Les amis de la Caraïbe finissaient leur show. La chanteuse Guadeloupéenne dans son bouquet de couleurs vives disait mille fois « merci » « on vous aime ». Le public avait l’air d’aimer ça… J’allais m’y mettre à mon tour, mais ça serait une autre paire de manches, dans ma veste noire customisée par le génial couturier Franck Sorbier.
Comme si on accompagnait la nuit.
Frais dehors, chaud dedans. Après une journée chaude de plein soleil sur la Bretagne (eh oui, ça arrive), la fraîcheur de la température commençait à envelopper les spectateurs.
J’essayais de me souvenir de cette période de jeunesse, quand, ado, arrogant et naïf, « ouais koi, tu vois », on se veut capable de tout.
Mais c’est plus facile de faire le candide effronté quand, avant tes 27 ans, tu navigues pour de bon sur un radeau d’ignorance. En prenant de la bouteille, à force de se faire ralentir en vain dans les bouchons, on sait aussi que la lie se dépose dans le fond de nos consciences.
– En place, messieurs, c’est à vous !
J’ai chaussé mes ears comme un nageur enfile son bonnet.
Karim, Emmanuel et moi, on a fait le shake hands, (notre hakka à nous), et c’est parti! Se jeter à l’eau, et nager direct, sans savoir où l’on mettait les pieds.
Monter sur scène et jouer, comme un équilibriste sur son fil tendu au-dessus du vide. Moi j’étais face à une mer d’yeux!
Sur les deux ou trois premiers morceaux, j’ai senti les spectateurs un peu déroutés. C’est sûr qu’on a pas choisi l’option cotillons et paillettes, et après le doux dessert sucré et salade de fruits jolie, jolie, nous on peut faire figure de plat de résistance spécial un peu spatiale dans la famille nourriture concentrée en boulette enrichie aux protéines.
Ceux qui connaissaient le spectacle ne s’attendaient pas à ça, et ceux qui ne l’avaient jamais entendu, découvraient le bruit de la pulsion des pistons qui font tourner mes turbines. Et puis les choses se sont mises en place, comme les lorries sur un rail. – Mis à part un méchant trou de mémoire, un béant de quelques secondes dans ma cervelle sur le deuxième couplet de « méchante envie » (et le stress qui l’accompagne),
Et puis le set s’est construit comme un puzzle, un patchwork, morceau après morceau.

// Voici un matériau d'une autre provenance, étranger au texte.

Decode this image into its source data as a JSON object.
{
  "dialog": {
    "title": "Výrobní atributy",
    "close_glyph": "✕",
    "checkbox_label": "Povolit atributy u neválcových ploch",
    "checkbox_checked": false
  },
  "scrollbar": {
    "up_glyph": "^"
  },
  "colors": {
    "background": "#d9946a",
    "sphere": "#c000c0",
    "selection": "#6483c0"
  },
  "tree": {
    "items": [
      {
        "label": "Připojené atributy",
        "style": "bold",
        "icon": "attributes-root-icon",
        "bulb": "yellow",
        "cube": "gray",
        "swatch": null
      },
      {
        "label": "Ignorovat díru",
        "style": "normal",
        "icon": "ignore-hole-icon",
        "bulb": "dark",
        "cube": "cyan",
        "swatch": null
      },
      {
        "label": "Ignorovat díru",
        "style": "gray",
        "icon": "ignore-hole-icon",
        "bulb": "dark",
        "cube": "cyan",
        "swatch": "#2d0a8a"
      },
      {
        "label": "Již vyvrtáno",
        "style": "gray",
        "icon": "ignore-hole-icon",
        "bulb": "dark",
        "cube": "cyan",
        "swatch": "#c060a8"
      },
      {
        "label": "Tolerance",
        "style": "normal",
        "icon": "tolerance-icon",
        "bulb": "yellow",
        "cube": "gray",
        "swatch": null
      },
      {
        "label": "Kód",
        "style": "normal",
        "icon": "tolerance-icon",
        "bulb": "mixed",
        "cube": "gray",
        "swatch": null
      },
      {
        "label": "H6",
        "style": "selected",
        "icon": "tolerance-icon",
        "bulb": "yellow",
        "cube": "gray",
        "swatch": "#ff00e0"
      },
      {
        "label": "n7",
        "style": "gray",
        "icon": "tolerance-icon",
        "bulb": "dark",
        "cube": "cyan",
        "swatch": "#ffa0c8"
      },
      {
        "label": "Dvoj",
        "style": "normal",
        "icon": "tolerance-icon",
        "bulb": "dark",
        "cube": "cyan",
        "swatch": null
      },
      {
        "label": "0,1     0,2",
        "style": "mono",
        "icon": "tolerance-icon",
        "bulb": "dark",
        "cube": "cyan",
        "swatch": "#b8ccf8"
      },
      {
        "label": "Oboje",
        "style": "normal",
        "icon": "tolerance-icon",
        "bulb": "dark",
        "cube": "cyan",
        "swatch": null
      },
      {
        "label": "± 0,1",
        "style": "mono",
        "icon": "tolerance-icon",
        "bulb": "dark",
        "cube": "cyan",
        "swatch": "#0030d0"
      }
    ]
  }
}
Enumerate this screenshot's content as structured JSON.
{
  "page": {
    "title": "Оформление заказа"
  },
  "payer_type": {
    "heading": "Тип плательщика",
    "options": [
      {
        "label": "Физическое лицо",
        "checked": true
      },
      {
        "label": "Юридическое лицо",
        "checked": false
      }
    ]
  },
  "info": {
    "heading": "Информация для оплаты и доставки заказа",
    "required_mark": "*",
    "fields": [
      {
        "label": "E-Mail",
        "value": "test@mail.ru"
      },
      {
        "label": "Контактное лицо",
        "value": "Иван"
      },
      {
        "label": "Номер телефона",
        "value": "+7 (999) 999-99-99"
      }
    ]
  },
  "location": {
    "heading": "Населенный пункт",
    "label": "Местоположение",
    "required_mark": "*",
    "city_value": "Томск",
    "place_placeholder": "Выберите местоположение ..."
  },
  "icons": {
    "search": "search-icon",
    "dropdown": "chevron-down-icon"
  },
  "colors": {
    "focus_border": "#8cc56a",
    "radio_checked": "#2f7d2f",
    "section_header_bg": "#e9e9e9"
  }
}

Le bateau a quitté le port et les spectateurs se sont laissés embarquer. Karim brillant comme les sons de sa guitare-héros, Emmanuel capitaine aux claviers qui se lâchait en looping, heureux comme un pilote de voltige. Le fun ! C’est allé vite. « Le loup », » l’avion sans aile », » l’amour au fond », « Follow the line », et » la ballade du mois d’Août 75″ qui fêtait là ses 40ans d’existence… Alors seulement le public a réalisé qu’il venait d’ assister à une performance. Deux rappels enthousiastes, et la dernière date de l’été s’est achevée sur un souvenir Breton hors normes.
Retour là la vie réelle le lendemain.
En arrivant à Montparnasse, on apprend qu’on a pris le dernier TGV qui a précédé l’accident au cours duquel un train a heurté de plein fouet un engin agricole arrêté en pleine voie. Crac boum huuuu!!! Les trains venant de ou allant vers l’Ouest, soit des milliers de voyageurs qui resteront immobilisés pendant plus de dix heures. Cette fois, nous, on l’a eu bordé de nouilles.
J’écris aujourd’hui au milieu d’un havre de paix.
L’adrénaline se dissout en moi. Le silence revient. Un lent decrescendo qui mène vers ce qu’on appelle la tranquillité, une humeur calme et nébuleuse qui entoure le sentiment du devoir accompli.
Bon été à vous,
On retrouvera ceux qui veulent voir ça en live trois D à la rentrée,
puisqu’il nous reste encore sept ou huit concerts « ImMortels »,
à l’autre bout de nos mondes… intérieurs.